You think gravity explaining the Earth's orbit around the Sun is affirming the consequence - but the scientific method is not a logical fallacy - posting your ignorant drivel about coordinate systems and thinking it explains the glaring hole in your thinking IS a logical fallacy.
So how can YOU explain why a bacteria under stress would chose to introduce mutations into its genome?
This should be amusing! :)
You're saying the mechanism was created then? You cannot say the mechanism accelerates 'evolution' without begging the question of the existence of evolution in the first place. You again engage in logical fallacy.
"You think gravity explaining the Earth's orbit around the Sun is affirming the consequence - but the scientific method is not a logical fallacy - posting your ignorant drivel about coordinate systems and thinking it explains the glaring hole in your thinking IS a logical fallacy."
You are in no position to say what I think and the 'ignorant drivel' about CS is based on quotes from Einstein, Hoyle, Born and Ellis.
"So how can YOU explain why a bacteria under stress would chose to introduce mutations into its genome?"
As I have previously explained, bacteria ramp up mutations when stressed to search a design-space for possible solutions to the stressor they are subjected to.
"This should be amusing! :)"
LOL!
You still have to be extremely credulous to believe that even ‘microbes and such’ have ‘evolved’ (that really has no meaning as it can mean anything). Even simple microbes have the complexity of small cities and we know those don’t spontaneously generate themselves. And yes, survival of the fittest (were it a real phenomenon) would tend to end up with a single life form that is ‘fitter’ than everything else that went before.
I think you are confusing adaptation with the term ‘evolution’. Adaptation is very powerful and all life forms have incredible abilities of adaptation. That doesn’t mean that these abilities ‘evolved’. ‘Evolution’ can mean anything and therefore means nothing.
So my Ford Focus will not adapt and evolve into a hummer one day?
Sorry... I know that’s difficult to accept. Smashed paradigms and all... ;-)
Einstein was not a loony Geocentrist. Logical fallacy of appeal to authority anyway. An authority that doesn't even agree with you. Rather sloppy, silly and stupid, wouldn't you say? Using logic?

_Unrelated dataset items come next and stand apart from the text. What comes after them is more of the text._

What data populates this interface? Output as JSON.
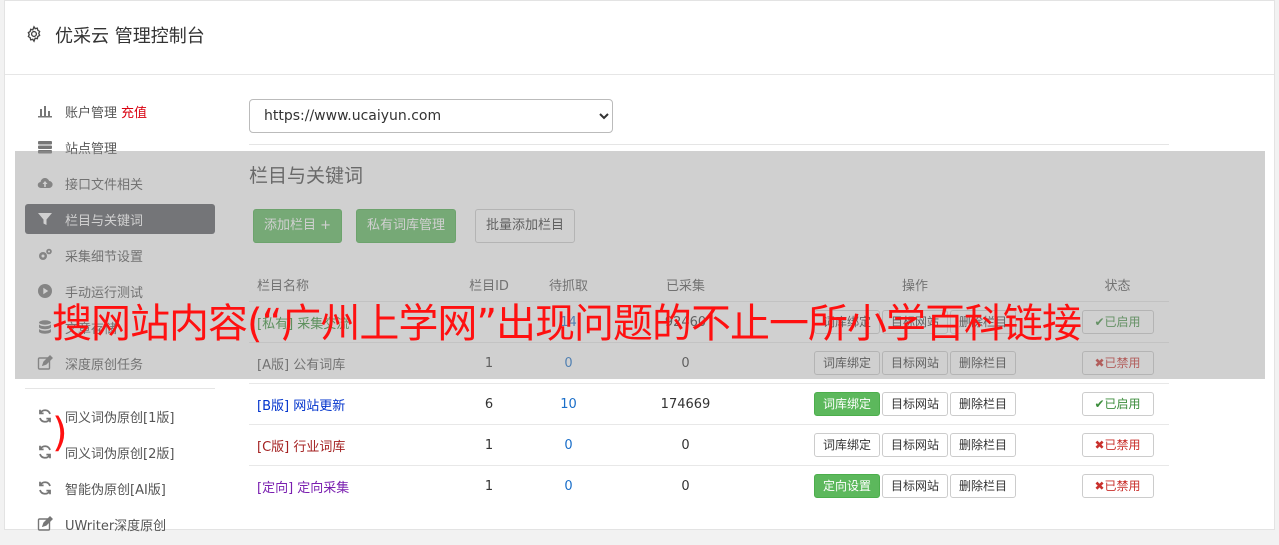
{
  "header": {
    "title": "优采云 管理控制台"
  },
  "sidebar": {
    "items": [
      {
        "label": "账户管理",
        "extra": "充值",
        "icon": "bar-chart-icon"
      },
      {
        "label": "站点管理",
        "icon": "server-icon"
      },
      {
        "label": "接口文件相关",
        "icon": "cloud-upload-icon"
      },
      {
        "label": "栏目与关键词",
        "icon": "filter-icon",
        "active": true
      },
      {
        "label": "采集细节设置",
        "icon": "cogs-icon"
      },
      {
        "label": "手动运行测试",
        "icon": "play-circle-icon"
      },
      {
        "label": "文章存储",
        "icon": "database-icon"
      },
      {
        "label": "深度原创任务",
        "icon": "edit-icon"
      }
    ],
    "tools": [
      {
        "label": "同义词伪原创[1版]",
        "icon": "refresh-icon"
      },
      {
        "label": "同义词伪原创[2版]",
        "icon": "refresh-icon"
      },
      {
        "label": "智能伪原创[AI版]",
        "icon": "refresh-icon"
      },
      {
        "label": "UWriter深度原创",
        "icon": "edit-icon"
      }
    ]
  },
  "main": {
    "site_select": {
      "value": "https://www.ucaiyun.com",
      "options": [
        "https://www.ucaiyun.com"
      ]
    },
    "section_title": "栏目与关键词",
    "buttons": {
      "add": "添加栏目 +",
      "private": "私有词库管理",
      "batch": "批量添加栏目"
    },
    "table": {
      "headers": [
        "栏目名称",
        "栏目ID",
        "待抓取",
        "已采集",
        "操作",
        "状态"
      ],
      "rows": [
        {
          "tag": "[私有]",
          "name": "采集交流",
          "id": "",
          "pending": "14",
          "collected": "92460",
          "btn1": "词库绑定",
          "btn2": "目标网站",
          "btn3": "删除栏目",
          "status": "已启用",
          "status_type": "on",
          "tag_class": "tag-green"
        },
        {
          "tag": "[A版]",
          "name": "公有词库",
          "id": "1",
          "pending": "0",
          "collected": "0",
          "btn1": "词库绑定",
          "btn2": "目标网站",
          "btn3": "删除栏目",
          "status": "已禁用",
          "status_type": "off",
          "tag_class": "tag-gray"
        },
        {
          "tag": "[B版]",
          "name": "网站更新",
          "id": "6",
          "pending": "10",
          "collected": "174669",
          "btn1": "词库绑定",
          "btn2": "目标网站",
          "btn3": "删除栏目",
          "status": "已启用",
          "status_type": "on",
          "tag_class": "tag-blue"
        },
        {
          "tag": "[C版]",
          "name": "行业词库",
          "id": "1",
          "pending": "0",
          "collected": "0",
          "btn1": "词库绑定",
          "btn2": "目标网站",
          "btn3": "删除栏目",
          "status": "已禁用",
          "status_type": "off",
          "tag_class": "tag-red"
        },
        {
          "tag": "[定向]",
          "name": "定向采集",
          "id": "1",
          "pending": "0",
          "collected": "0",
          "btn1": "定向设置",
          "btn2": "目标网站",
          "btn3": "删除栏目",
          "status": "已禁用",
          "status_type": "off",
          "tag_class": "tag-purple"
        }
      ]
    }
  },
  "overlay": {
    "banner": "搜网站内容(“广州上学网”出现问题的不止一所小学百科链接",
    "paren": ")"
  },
  "colors": {
    "accent_green": "#5cb85c",
    "overlay_text": "#ff1010",
    "active_nav": "#58595f"
  }
}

We all argue from assumptions. Sometimes the assumptions are based on facts in evidence, sometimes, not. Mirco-evolution really deals with those events that we can actually put to the test, which means with a few human generations. Macro-evolutiion is a kind of historicism based on what remains from the past and then by spinning speculations. One thing we do know is that most of life is microscopic: the sheer weight of them is greater than that of the more complex forms. But the question remains unanswered how these complex forms emerged from the simpler ones. The greater question is, however, how the simple ones emerged from dead matter. For dead matter is infinitely less complex than the simplest form of living matter. We were fooled when we looked at organic matter and saw that it was made of of pretty much the same stuff. But as we look deeper and deeper, we find ourselves in the position of Ben Franklin holding a cell phone in his hand. We just don’t understand the principles behind it.